Stitch in the ditch can also be used to sew quilting stitches around applique motifs, but outline quilting stitches are more common in applique quilts.

How to Sew

Like any other quilting skill, stitching within a seam takes practice.

  1. Begin by dropping the sewing machine's needle between the two fabrics that meet at a seam. Bring the bobbin thread to the top of the quilt.
  2. Determine which side of the seam is a bit higher—this is the side that the seam allowance was pressed towards. You want stitches to fall on the other, lower side of the line. Nudge your needle just a bit if necessary for the best placement.
  3. Your seams may not all be consistent. Don't stress, just keep stitching a smooth, straight line, even though the stitches may end up on top of a seam allowance. It's helpful to make a stitching plan by examining your quilt before you begin sewing to identify which way the bulk of seam allowances are pressed.
  4. Stitch along the seam line, pulling the fabrics apart slightly on both sides of the seam as you sew. Sew to the end of the seam on the quilt top.

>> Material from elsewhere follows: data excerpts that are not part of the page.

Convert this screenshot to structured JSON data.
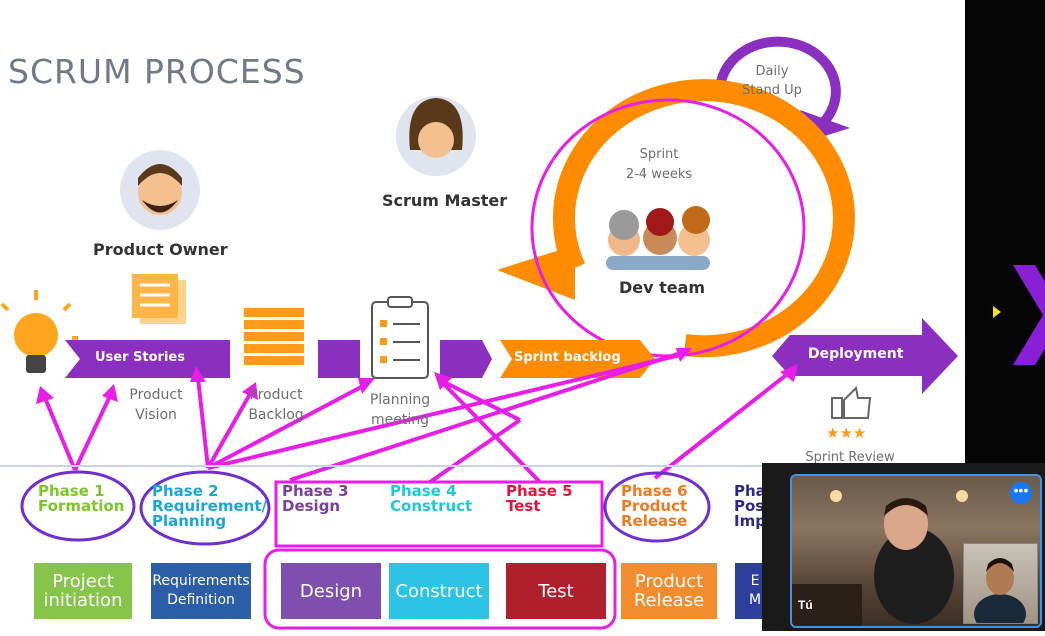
{
  "title": "SCRUM PROCESS",
  "roles": {
    "product_owner": "Product Owner",
    "scrum_master": "Scrum Master",
    "dev_team": "Dev team"
  },
  "cycle": {
    "daily_line1": "Daily",
    "daily_line2": "Stand Up",
    "sprint_line1": "Sprint",
    "sprint_line2": "2-4 weeks"
  },
  "flow": {
    "user_stories": "User Stories",
    "product_vision_1": "Product",
    "product_vision_2": "Vision",
    "product_backlog_1": "Product",
    "product_backlog_2": "Backlog",
    "planning_1": "Planning",
    "planning_2": "meeting",
    "sprint_backlog": "Sprint backlog",
    "deployment": "Deployment",
    "sprint_review": "Sprint Review",
    "stars": "★★★"
  },
  "phases": [
    {
      "l1": "Phase 1",
      "l2": "Formation",
      "l3": "",
      "color": "#7cc62b"
    },
    {
      "l1": "Phase 2",
      "l2": "Requirement/",
      "l3": "Planning",
      "color": "#1aa6d9"
    },
    {
      "l1": "Phase 3",
      "l2": "Design",
      "l3": "",
      "color": "#7b3f9e"
    },
    {
      "l1": "Phase 4",
      "l2": "Construct",
      "l3": "",
      "color": "#1ec8d8"
    },
    {
      "l1": "Phase 5",
      "l2": "Test",
      "l3": "",
      "color": "#e0173a"
    },
    {
      "l1": "Phase 6",
      "l2": "Product",
      "l3": "Release",
      "color": "#f07a22"
    },
    {
      "l1": "Pha",
      "l2": "Pos",
      "l3": "Imp",
      "color": "#2a2a8a"
    }
  ],
  "bottom_boxes": [
    {
      "l1": "Project",
      "l2": "initiation",
      "color": "#86c54a"
    },
    {
      "l1": "Requirements",
      "l2": "Definition",
      "color": "#2c5da8"
    },
    {
      "l1": "Design",
      "l2": "",
      "color": "#7f4fb0"
    },
    {
      "l1": "Construct",
      "l2": "",
      "color": "#2bc4e4"
    },
    {
      "l1": "Test",
      "l2": "",
      "color": "#b0202c"
    },
    {
      "l1": "Product",
      "l2": "Release",
      "color": "#f28c2e"
    },
    {
      "l1": "E",
      "l2": "M",
      "color": "#2c3f9a"
    }
  ],
  "video": {
    "caller_name": "Tú",
    "more_icon": "more-horizontal-icon"
  },
  "colors": {
    "purple": "#8a2fc0",
    "orange": "#ff8c00",
    "magenta": "#e81ee8"
  }
}
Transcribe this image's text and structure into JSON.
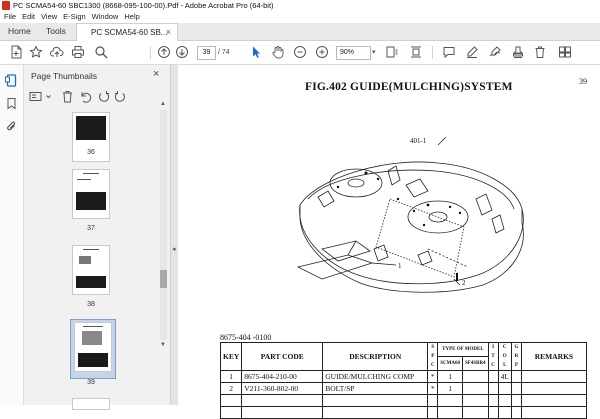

Gripping the Quilt With Ease

If you find that it's difficult to spread the fabric apart as you sew, take a break. You'll feel more comfortable with longer machine quilting sessions as you practice the technique.

You might want to try wearing a pair of gloves to help grip the quilt, and if you enjoy any type of machine quilting a pair of quilting gloves could be a good investment.

Sew Additional Quilting Motifs

Depending on your quilt, and how large its patches are, you may need to sew additional machine stitched lines in other areas, away from the seams. Read the instructions that came with your quilt batting to determine the minimum distance apart that stitches must be sewn to keep the batting intact when the quilt is used and when you launder the quilt.